Although the market for hand-drawn portraits largely collapsed following the invention of photography, there’s something magical about watching an artist create a lifelike image using nothing but a pencil, some paper, and their fine motor skills. Watching a machine do the same is a similarly captivating experience, though often the end result is not so great. Trying to fix this deficiency, [Joris Wegner] and [Felix Fisgus] created the Pankraz Piktograph which seems to do a pretty good job at capturing faces. They were inspired by classic picture-drawing automatons, and made a 21st-century version to be used in museums or at events like trade shows.
The operation of the Piktograph is very simple: you stand in front of the machine, look into the camera and take a selfie. If you like what you see, the robot will then begin to draw your portrait on a piece of paper. It does this using two human-like arms which are made from aluminium and driven by two stepper motors. An ordinary ballpoint pen is held in a spring-loaded carrier, which provides just enough pen-to-paper pressure to reliably draw lines without lifting off or scratching the paper. We can’t help but be impressed with the overall look of the machine: with a sleek, powder-coated aluminium case and a stainless steel stand it’s a work of art by itself.

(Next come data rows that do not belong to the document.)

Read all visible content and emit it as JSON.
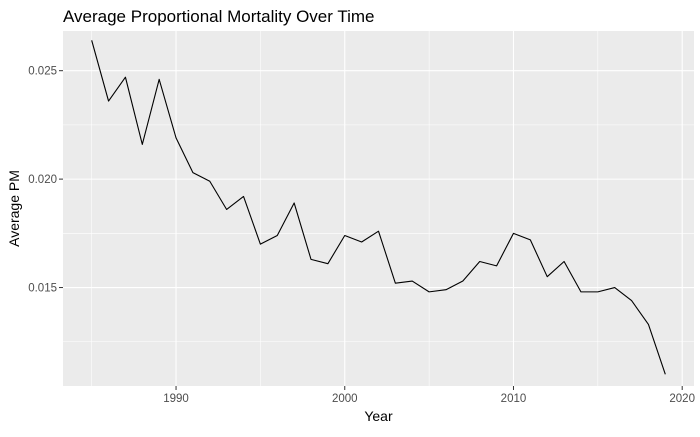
{
  "chart_data": {
    "type": "line",
    "title": "Average Proportional Mortality Over Time",
    "xlabel": "Year",
    "ylabel": "Average PM",
    "xlim": [
      1983.3,
      2020.7
    ],
    "ylim": [
      0.01046,
      0.02683
    ],
    "x_ticks": [
      1990,
      2000,
      2010,
      2020
    ],
    "x_tick_labels": [
      "1990",
      "2000",
      "2010",
      "2020"
    ],
    "y_ticks": [
      0.015,
      0.02,
      0.025
    ],
    "y_tick_labels": [
      "0.015",
      "0.020",
      "0.025"
    ],
    "grid": true,
    "legend": "none",
    "colors": {
      "panel_background": "#ebebeb",
      "grid_major": "#ffffff",
      "line": "#000000"
    },
    "series": [
      {
        "x": [
          1985,
          1986,
          1987,
          1988,
          1989,
          1990,
          1991,
          1992,
          1993,
          1994,
          1995,
          1996,
          1997,
          1998,
          1999,
          2000,
          2001,
          2002,
          2003,
          2004,
          2005,
          2006,
          2007,
          2008,
          2009,
          2010,
          2011,
          2012,
          2013,
          2014,
          2015,
          2016,
          2017,
          2018,
          2019
        ],
        "y": [
          0.0264,
          0.0236,
          0.0247,
          0.0216,
          0.0246,
          0.0219,
          0.0203,
          0.0199,
          0.0186,
          0.0192,
          0.017,
          0.0174,
          0.0189,
          0.0163,
          0.0161,
          0.0174,
          0.0171,
          0.0176,
          0.0152,
          0.0153,
          0.0148,
          0.0149,
          0.0153,
          0.0162,
          0.016,
          0.0175,
          0.0172,
          0.0155,
          0.0162,
          0.0148,
          0.0148,
          0.015,
          0.0144,
          0.0133,
          0.011
        ]
      }
    ]
  }
}
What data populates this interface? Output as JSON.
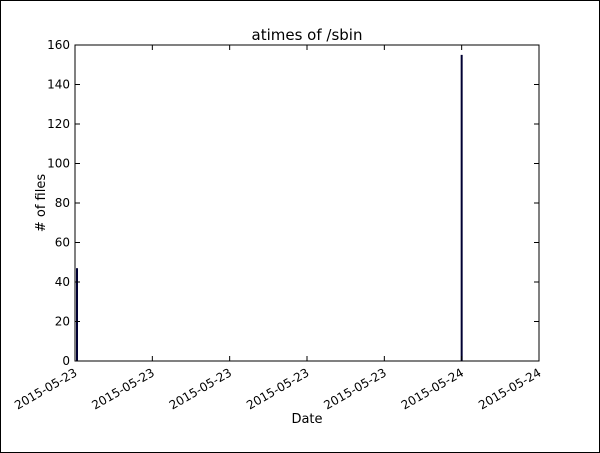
{
  "chart_data": {
    "type": "bar",
    "title": "atimes of /sbin",
    "xlabel": "Date",
    "ylabel": "# of files",
    "ylim": [
      0,
      160
    ],
    "yticks": [
      0,
      20,
      40,
      60,
      80,
      100,
      120,
      140,
      160
    ],
    "xtick_labels": [
      "2015-05-23",
      "2015-05-23",
      "2015-05-23",
      "2015-05-23",
      "2015-05-23",
      "2015-05-24",
      "2015-05-24"
    ],
    "bars": [
      {
        "x": "2015-05-23",
        "value": 47
      },
      {
        "x": "2015-05-24",
        "value": 155
      }
    ],
    "bar_color": "#000033",
    "grid": false,
    "legend": "none"
  }
}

Inside, the Piktograph is powered by a Raspberry Pi 3, which runs a rather sophisticated algorithm to generate a vector image which doesn’t take too long to draw, but still results in a recognizable image of the subject. The makers’ thesis goes into quite some detail to explain the process, which uses Canny edge detection to create an outline drawing, then fills in the empty bits to create bright and dark areas. A certain amount of noise and wigglyness is added to the lines to give it a more “handmade” feel, and the resulting drawing is divided into continuous lines for efficient drawing by the plotter.
We’ve seen several types of specialized art robots before, capable of drawing portraits with a pen, painting them, or even using an Etch-a-Sketch, but [Joris] and [Felix]’s creation seems to win on speed, workmanship, and the quality of the end result. Video embedded after the break.
Darn, I was hoping to finally see an algorithm that actually *drew* a picture. But this is yet another plotter that converts a webcam picture to an edge-enhanced low-resolution 4-level grayscale bitmap, and varies the hatch pattern to achieve the desired darkness at each chunky pixel.
Sure, it’s “art”, and I’m sure worthy of a Master’s degree in Digital Media, but I’m not qualified to judge such a thing.
How exactly is that any different from what a human brain does when a human draws a picture? People draw edges first then go back and shade in between the lines. Our webcams are our eyes, which might as well be grayscale if we’re only drawing with a black pen or pencil, and our hands vary the pattern of whatever we’re shading almost on their own. It’s the breaking down of a biological process into a mechanical one and arguably achieving better results.
I really like it. I should build a plotter of my own. I’ve been meaning to for a while.
He was probably talking about the filling/shading process and also the fact that humans have a tendency to stylize their portraits.
The problem with theses kind of plotters is that they all have a similar result. It’s a nice result but also very “robotic”.
One problem if you want to do shading like a human, at least with a gray pencil is that you need more freedom over the orientation of the pen, but also the pressure. It seems really difficult to do a plotter with these two “degrees of freedom “. And I don’t even talk about the software part…
I’m talking about the reduction of the drawing to just the essential lines — so-called minimalist sketching. Examples abound: https://www.google.com/search?q=minimalist+sketch&source=lnms&tbm=isch&sa=X
you could run the picture through an emboss filter etc, that should give a result more towards your desired minimal sketch
>People draw edges first then go back and shade in between the lines.
Not necessarily. That’s just about what style you’ve learned. You _usually_ start from a geometric sketch which you refine into an outline to help you get the shape correct, then add colors and shades, which makes it easy to approach and teach, not necessarily the way we would approach the problem “naturally”. Artists often do it the other way around, starting from gradients and refining them into outlines and shapes by adding contrast.